I haven’t posted in a while, and that’s because I have been focused on less exciting business development tasks. However, I have made some interesting discoveries along the way!
Key biz dev highlights include integrating e-commerce functionality into my website, developing an executive summary and other company documents, creating company graphics, writing grant proposals, establishing relationships with frame makers and framers, ordering shipping supplies, and so on.
If any of you have a business, it may interest you to learn about the process of making rubber stamps. I wanted to make a few stamps for company stationary.
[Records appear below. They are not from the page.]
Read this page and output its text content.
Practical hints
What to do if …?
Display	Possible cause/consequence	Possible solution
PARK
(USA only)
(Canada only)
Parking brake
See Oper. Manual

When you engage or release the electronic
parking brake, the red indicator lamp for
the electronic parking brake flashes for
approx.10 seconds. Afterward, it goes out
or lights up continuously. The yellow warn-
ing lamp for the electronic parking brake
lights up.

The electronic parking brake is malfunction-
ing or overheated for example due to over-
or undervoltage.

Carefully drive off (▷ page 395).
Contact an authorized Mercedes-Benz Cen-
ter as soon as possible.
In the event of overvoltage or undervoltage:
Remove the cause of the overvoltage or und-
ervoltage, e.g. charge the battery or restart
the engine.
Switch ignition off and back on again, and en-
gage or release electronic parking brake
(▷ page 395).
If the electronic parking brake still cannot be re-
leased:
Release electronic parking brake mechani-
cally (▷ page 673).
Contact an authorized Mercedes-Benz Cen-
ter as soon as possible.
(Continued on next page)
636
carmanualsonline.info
The process is very easy; simply create your design in Photoshop, Illustrator, Gimp, or any graphics editor, save it as a JPEG file, and upload it to a website that develops custom stamps from digital image/graphic files. I chose www.rubberstamps.com, because this company makes it extremely easy to produce custom rubber stamps from image/graphic files. The downside is, this company does not use recycled materials. Other companies make stamps from recycled materials, but are limited to producing stamps with only letters and numbers. I have yet to find one that uses recycled materials and allows for customization with graphics.
Another biz dev topic I’ve had to address is shipping. I want to use shipping supplies that are created from recycled materials and provide the protection to ensure that my artwork makes it to its destination safely. I came across a company called Yazoo Mills. This company manufactures mailing tubes from 100% recycled materials. Additionally, their tubes are considerably thicker than general mailing tubes, providing far more protection. I have also opted for metal end-caps, as they are “tamper-proof” and can easily be recycled.
Another subject to address is storing and organizing art and office supplies. Admittedly, when I “need” something, Walmart and Staples seem to come to mind. I live in a small town and sometimes I just have to go to Walmart to find what I need, or do I? Every time I go to Walmart, I find myself a little overwhelmed and sickened by the enormous volume of cheap, plastic crap that fills the shelves. Yet, somehow I still end up there. It’s as if I have been programmed by society to think that when I need something, it has to be new and cheap. Luckily, I have a guilty conscience that deactivates my subconscious thought process in times of emergency, and activates a conscious stream of logic. This invariably drives me out of Walmart in search of better solutions. I usually end up at local antique shops and thrift stores. The products that I find are, reclaimed/second-hand, made of wood and metal, fulfill the same functions as plastic items found in Walmart, and are often in the same generally price range. Additionally, they have history and are visually far more appealing.
I know some people don’t like the idea of buying second-hand items, but as the old quote goes, maybe “what we think is so, just isn’t so.” The products in today’s society are laden with extremely toxic chemicals. Some of these include BPA (a key component in polycarbonate – found in water bottles, baby bottles, plastic containers…), Phthalates (a key component in plastic – found in shower curtains, vinyl flooring, food packing…), PFOA (a key component in non-stick and water-repellent products – found in cookware, furniture, carpets…), formaldehyde (a key component in resins – found in pressed wood products, glues, fabrics…), and PBDEs (a key component in flame retardants – found in televisions, computers, furniture foam…).
My guess is, if you’re not buying the newest, non-toxic items, buying older second-hand products is probably a much safer option than purchasing cheap, Chinese-made junk heavily laden with chemicals.
If you have read through this, thanks! I hope my words provide value to the reader. I’ll keep you posted on more interesting biz dev events.
I hope you’re all well, and thanks for your support!